Zumindest auf verbaler Ebene hielt sich das Niveau des Koalitionsstreits auch gestern. Er sei nicht „der Kindergärtner“ der AL, erkärte Momper kurz vor Beginn der Senatssondersitzung gestern abend im Rathaus Schöneberg. „Für diesen Job wäre er auch viel zu gut bezahlt“, konterte postwendend die Fraktionsvorsitzende der AL Heidi Bischoff -Pflanz.
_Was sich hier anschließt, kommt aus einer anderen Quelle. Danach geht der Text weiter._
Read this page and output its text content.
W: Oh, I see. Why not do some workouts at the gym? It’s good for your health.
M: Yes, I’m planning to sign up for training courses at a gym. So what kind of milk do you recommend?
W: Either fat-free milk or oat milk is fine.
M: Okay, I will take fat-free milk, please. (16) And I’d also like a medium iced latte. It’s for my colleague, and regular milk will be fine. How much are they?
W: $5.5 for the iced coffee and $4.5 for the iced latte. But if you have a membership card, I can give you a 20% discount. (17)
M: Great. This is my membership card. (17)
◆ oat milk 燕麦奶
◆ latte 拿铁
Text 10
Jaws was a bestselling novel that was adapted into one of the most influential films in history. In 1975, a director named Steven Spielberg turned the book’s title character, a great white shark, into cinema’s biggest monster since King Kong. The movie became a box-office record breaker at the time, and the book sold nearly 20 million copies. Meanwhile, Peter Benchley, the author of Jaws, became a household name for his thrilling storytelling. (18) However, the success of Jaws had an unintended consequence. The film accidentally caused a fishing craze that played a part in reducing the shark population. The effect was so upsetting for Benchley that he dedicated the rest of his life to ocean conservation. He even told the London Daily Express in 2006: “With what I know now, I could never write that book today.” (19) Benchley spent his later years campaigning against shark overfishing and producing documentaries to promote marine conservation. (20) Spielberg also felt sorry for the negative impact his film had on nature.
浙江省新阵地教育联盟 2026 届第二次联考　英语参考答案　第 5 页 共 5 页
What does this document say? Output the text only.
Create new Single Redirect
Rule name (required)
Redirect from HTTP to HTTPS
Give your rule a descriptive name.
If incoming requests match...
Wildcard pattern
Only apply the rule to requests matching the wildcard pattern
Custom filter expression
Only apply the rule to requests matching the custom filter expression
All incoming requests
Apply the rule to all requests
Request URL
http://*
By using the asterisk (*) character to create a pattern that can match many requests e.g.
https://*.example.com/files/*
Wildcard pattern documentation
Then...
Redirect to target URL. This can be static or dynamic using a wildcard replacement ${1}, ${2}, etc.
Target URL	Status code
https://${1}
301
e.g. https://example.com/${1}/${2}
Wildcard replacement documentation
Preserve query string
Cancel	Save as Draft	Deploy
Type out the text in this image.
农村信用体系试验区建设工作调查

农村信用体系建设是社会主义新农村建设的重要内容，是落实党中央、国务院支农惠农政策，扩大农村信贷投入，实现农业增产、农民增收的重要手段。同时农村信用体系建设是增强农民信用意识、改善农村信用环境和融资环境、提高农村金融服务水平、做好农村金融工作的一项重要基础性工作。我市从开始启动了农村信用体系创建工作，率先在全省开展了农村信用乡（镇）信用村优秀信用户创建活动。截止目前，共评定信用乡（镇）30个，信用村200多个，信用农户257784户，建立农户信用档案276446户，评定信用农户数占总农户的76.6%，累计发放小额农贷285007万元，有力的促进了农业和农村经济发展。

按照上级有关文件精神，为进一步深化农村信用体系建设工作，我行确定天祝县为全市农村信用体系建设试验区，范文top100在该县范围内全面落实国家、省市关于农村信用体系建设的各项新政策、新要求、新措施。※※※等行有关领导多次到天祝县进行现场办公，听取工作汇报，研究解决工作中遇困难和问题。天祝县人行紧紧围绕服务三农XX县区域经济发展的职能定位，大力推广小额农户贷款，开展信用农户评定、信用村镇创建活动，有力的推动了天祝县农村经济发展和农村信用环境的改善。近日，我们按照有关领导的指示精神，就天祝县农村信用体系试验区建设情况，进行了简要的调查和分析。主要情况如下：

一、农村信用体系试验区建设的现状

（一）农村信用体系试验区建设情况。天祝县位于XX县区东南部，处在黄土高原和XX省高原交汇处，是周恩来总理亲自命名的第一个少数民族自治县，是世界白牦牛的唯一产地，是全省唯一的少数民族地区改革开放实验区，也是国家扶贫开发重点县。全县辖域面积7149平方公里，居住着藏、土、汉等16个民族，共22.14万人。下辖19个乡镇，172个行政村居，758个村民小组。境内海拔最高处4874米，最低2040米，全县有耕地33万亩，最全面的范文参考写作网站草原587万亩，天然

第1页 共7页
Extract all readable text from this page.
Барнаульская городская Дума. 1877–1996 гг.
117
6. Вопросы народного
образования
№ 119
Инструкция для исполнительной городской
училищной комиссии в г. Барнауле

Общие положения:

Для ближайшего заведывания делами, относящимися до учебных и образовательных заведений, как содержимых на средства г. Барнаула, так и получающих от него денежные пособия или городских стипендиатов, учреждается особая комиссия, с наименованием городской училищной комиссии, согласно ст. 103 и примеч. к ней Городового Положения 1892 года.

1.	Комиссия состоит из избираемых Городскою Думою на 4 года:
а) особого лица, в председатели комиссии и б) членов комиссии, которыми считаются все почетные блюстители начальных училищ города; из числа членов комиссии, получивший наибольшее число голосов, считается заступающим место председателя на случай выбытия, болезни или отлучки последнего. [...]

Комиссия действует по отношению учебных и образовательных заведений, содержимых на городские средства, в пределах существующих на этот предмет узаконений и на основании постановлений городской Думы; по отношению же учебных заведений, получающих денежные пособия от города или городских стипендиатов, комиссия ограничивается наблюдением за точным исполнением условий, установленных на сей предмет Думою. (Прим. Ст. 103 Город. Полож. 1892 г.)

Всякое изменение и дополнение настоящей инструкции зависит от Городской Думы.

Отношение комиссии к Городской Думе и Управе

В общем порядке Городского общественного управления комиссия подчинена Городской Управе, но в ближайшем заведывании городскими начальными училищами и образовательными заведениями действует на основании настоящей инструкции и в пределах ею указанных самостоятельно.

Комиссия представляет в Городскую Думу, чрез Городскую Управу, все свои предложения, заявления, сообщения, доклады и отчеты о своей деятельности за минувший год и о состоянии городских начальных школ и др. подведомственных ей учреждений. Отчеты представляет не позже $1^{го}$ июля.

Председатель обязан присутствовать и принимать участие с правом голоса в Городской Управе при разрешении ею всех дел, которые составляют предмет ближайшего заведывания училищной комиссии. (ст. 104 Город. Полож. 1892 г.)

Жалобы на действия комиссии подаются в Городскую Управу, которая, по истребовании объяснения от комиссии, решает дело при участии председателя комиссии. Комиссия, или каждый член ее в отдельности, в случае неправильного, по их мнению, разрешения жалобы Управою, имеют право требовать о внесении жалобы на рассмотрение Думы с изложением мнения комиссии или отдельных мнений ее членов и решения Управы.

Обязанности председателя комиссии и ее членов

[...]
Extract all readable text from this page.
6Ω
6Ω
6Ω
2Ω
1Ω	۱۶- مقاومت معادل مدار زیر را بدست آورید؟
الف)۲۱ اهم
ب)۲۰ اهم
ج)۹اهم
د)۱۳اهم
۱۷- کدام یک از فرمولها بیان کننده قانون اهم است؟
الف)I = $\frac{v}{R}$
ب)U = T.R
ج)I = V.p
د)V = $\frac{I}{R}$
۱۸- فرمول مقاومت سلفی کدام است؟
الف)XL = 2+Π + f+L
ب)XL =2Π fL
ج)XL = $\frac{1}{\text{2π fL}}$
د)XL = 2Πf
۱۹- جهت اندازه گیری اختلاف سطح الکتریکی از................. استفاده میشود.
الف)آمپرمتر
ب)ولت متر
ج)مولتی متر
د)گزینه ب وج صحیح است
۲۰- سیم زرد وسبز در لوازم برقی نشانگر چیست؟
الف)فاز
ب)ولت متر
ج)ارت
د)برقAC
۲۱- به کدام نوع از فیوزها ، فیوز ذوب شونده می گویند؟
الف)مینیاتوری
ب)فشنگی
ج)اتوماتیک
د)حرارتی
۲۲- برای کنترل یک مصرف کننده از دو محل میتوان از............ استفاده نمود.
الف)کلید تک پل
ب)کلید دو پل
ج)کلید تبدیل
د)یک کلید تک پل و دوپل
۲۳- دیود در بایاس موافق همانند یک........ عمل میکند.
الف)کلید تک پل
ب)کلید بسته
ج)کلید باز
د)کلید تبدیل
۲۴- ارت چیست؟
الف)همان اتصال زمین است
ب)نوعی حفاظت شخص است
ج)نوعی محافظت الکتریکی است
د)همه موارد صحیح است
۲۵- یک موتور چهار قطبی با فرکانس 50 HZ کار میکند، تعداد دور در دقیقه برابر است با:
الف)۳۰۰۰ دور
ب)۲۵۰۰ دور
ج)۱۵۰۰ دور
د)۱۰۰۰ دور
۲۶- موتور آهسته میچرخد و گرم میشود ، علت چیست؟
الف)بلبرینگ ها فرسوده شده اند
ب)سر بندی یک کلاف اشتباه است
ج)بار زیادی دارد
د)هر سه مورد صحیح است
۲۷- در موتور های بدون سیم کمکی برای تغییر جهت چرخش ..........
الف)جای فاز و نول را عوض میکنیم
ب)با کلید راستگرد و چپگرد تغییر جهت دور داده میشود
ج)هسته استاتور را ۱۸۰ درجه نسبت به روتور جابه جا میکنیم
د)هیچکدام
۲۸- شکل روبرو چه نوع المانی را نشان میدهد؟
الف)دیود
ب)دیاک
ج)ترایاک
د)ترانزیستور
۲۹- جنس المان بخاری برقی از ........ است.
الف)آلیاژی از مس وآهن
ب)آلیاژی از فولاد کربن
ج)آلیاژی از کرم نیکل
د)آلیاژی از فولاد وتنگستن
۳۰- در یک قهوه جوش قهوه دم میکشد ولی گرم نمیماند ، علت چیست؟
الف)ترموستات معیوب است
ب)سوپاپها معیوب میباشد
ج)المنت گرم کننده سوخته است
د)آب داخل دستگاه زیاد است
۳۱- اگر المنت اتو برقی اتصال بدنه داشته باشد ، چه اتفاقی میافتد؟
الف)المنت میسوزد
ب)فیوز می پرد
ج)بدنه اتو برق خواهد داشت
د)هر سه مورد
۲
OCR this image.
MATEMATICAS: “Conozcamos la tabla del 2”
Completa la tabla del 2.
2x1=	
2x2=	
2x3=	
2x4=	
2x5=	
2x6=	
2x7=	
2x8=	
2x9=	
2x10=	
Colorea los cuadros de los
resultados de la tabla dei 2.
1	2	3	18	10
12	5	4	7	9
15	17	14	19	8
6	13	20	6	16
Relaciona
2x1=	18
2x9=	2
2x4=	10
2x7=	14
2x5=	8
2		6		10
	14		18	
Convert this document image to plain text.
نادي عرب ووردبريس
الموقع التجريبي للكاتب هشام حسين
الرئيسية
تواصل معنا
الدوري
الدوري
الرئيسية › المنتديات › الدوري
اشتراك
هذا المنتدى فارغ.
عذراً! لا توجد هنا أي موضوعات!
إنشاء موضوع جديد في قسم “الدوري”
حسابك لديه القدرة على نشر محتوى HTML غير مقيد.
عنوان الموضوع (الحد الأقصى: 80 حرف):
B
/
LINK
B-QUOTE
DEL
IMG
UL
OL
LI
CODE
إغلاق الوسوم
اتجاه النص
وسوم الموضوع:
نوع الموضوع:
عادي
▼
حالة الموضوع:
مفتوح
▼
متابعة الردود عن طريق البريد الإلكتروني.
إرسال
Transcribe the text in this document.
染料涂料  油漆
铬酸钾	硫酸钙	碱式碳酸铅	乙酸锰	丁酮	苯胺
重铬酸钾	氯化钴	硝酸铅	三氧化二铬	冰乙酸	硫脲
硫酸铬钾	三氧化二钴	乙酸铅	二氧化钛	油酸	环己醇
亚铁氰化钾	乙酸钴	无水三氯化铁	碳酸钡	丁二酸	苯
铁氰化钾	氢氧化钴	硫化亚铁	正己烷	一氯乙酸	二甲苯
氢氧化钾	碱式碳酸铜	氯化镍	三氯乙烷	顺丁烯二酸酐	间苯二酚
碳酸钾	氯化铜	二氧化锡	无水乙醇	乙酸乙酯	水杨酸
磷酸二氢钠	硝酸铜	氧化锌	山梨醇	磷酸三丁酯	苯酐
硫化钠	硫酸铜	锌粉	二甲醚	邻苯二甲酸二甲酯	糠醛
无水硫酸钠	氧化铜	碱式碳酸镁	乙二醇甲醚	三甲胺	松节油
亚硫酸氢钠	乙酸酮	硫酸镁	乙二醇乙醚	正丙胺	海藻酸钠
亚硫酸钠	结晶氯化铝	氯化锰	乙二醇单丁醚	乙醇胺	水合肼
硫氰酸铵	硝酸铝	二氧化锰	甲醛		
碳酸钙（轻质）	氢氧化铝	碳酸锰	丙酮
Momper hatte seine neun SPD- und drei AL -SenatorInnen zu einer Sondersitzung einberufen, um in den umstrittenen Punkten Stromtrasse und Deutsches Historisches Museum (DHM) eine Entscheidung herbeizuführen; außerhalb der Tagesordnung wurde auch nochmals über den Konflikt bei den städtischen Kindertagesstätten verhandelt.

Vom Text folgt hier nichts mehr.